Here is a bit closer picture of that filterfoam in that example tank it seems to me a piece of filter foam mat that has been cut to wanted size/shape:

http://www.aquacube.it/aqua/images/speciali/ada_faberi_2008/makingof/3_Faberi_Ghidini_ADA_2008.jpg


----------



## BoxxerBoyDrew (Oct 16, 2005)

I have Flourite and small gravel mixed, and it is A LOT EASIER to plant in compared to straight Flourite!!! 

When I first setup my planted tank in 2006 (IIRC) I used 100% Flourite in my 55g. Then I had to tare the planted tank down due to Spinal Problems. 

About 6 months ago I traded my African Cichlids in to the LFS, and switched back to a planted tank. So to keep the tank from cycling any I left in about half if the fine gravel ( 2mm aprox) and mixed in the old Flourite I had saved in Buckets.

I was unsure about the mixing, but I found that when planting stem plants, Blyx, and other fine rooted plants the addition of the gravel made it MUCH EASIER to plant in!!! The plants are doing well, and I don't have to replant small trimmings when the fish go nutz at feeding time either!

So both ways have worked for me, but so far I haven't really started my Glosso "field" yet, but when I tried planting the tiny pieces it was much easier where there was the smaller gravel vs. spots where there is more Flourite!

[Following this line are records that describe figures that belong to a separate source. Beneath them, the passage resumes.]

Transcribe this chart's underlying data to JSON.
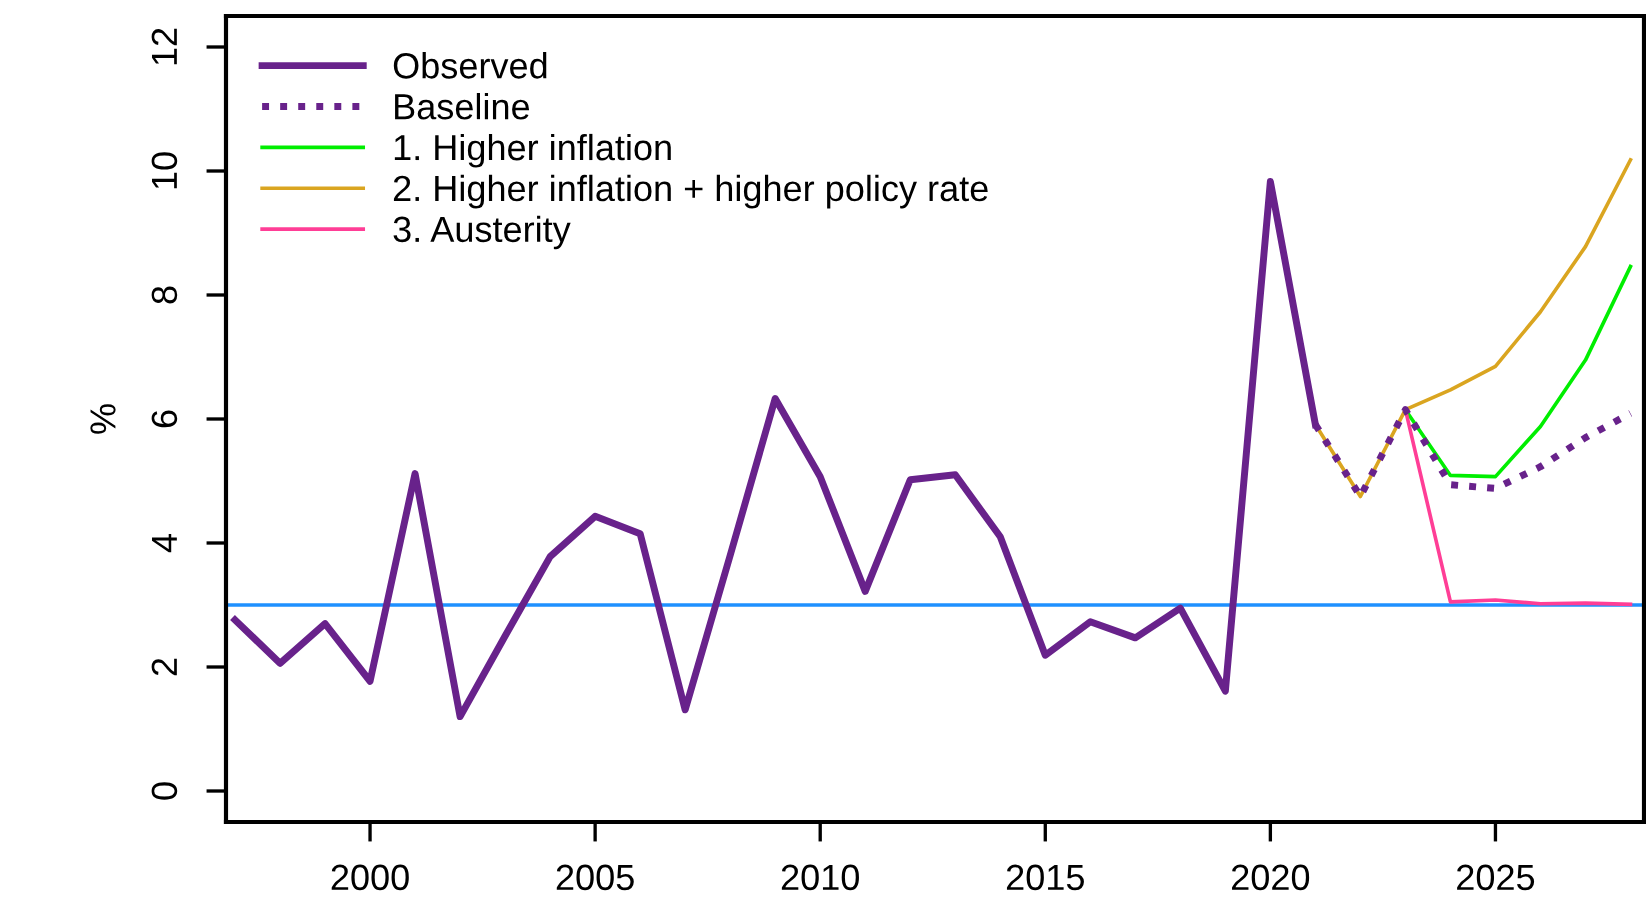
{
  "chart_data": {
    "type": "line",
    "ylabel": "%",
    "xlim": [
      1996.8,
      2028.3
    ],
    "xticks": [
      2000,
      2005,
      2010,
      2015,
      2020,
      2025
    ],
    "ylim": [
      -0.5,
      12.5
    ],
    "yticks": [
      0,
      2,
      4,
      6,
      8,
      10,
      12
    ],
    "grid": false,
    "legend": "top left",
    "marker": "none",
    "ref_lines": [
      {
        "axis": "y",
        "value": 3,
        "color": "#1e90ff"
      }
    ],
    "series": [
      {
        "name": "Observed",
        "color": "#68228b",
        "line_style": "solid",
        "x": [
          1997,
          1998,
          1999,
          2000,
          2001,
          2002,
          2003,
          2004,
          2005,
          2006,
          2007,
          2008,
          2009,
          2010,
          2011,
          2012,
          2013,
          2014,
          2015,
          2016,
          2017,
          2018,
          2019,
          2020,
          2021
        ],
        "values": [
          2.76,
          2.06,
          2.7,
          1.77,
          5.12,
          1.2,
          2.5,
          3.78,
          4.43,
          4.15,
          1.31,
          3.8,
          6.33,
          5.07,
          3.22,
          5.02,
          5.1,
          4.1,
          2.19,
          2.73,
          2.47,
          2.95,
          1.61,
          9.83,
          5.91
        ]
      },
      {
        "name": "Baseline",
        "color": "#68228b",
        "line_style": "dotted",
        "x": [
          2021,
          2022,
          2023,
          2024,
          2025,
          2026,
          2027,
          2028
        ],
        "values": [
          5.91,
          4.75,
          6.15,
          4.94,
          4.88,
          5.23,
          5.7,
          6.09
        ]
      },
      {
        "name": "1. Higher inflation",
        "color": "#00ee00",
        "line_style": "solid",
        "x": [
          2023,
          2024,
          2025,
          2026,
          2027,
          2028
        ],
        "values": [
          6.15,
          5.09,
          5.07,
          5.88,
          6.95,
          8.46
        ]
      },
      {
        "name": "2. Higher inflation + higher policy rate",
        "color": "#daa520",
        "line_style": "solid",
        "x": [
          2021,
          2022,
          2023,
          2024,
          2025,
          2026,
          2027,
          2028
        ],
        "values": [
          5.91,
          4.75,
          6.15,
          6.47,
          6.85,
          7.73,
          8.78,
          10.18
        ]
      },
      {
        "name": "3. Austerity",
        "color": "#ff3e96",
        "line_style": "solid",
        "x": [
          2023,
          2024,
          2025,
          2026,
          2027,
          2028
        ],
        "values": [
          6.15,
          3.05,
          3.08,
          3.02,
          3.03,
          3.01
        ]
      }
    ]
  }
}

I am actually planning on adding more of the fine gravel when I Rescape the tank, and mixing it better, because there are spots in my substrate where I didn't mix it up very well!:tongue:

Hope this helps!
Drew

P.S. The Gravel I used was a little lighter than the Flourite too. which is OK, but I am looking for some darker gravel to mix in , as I like dark substrates!


----------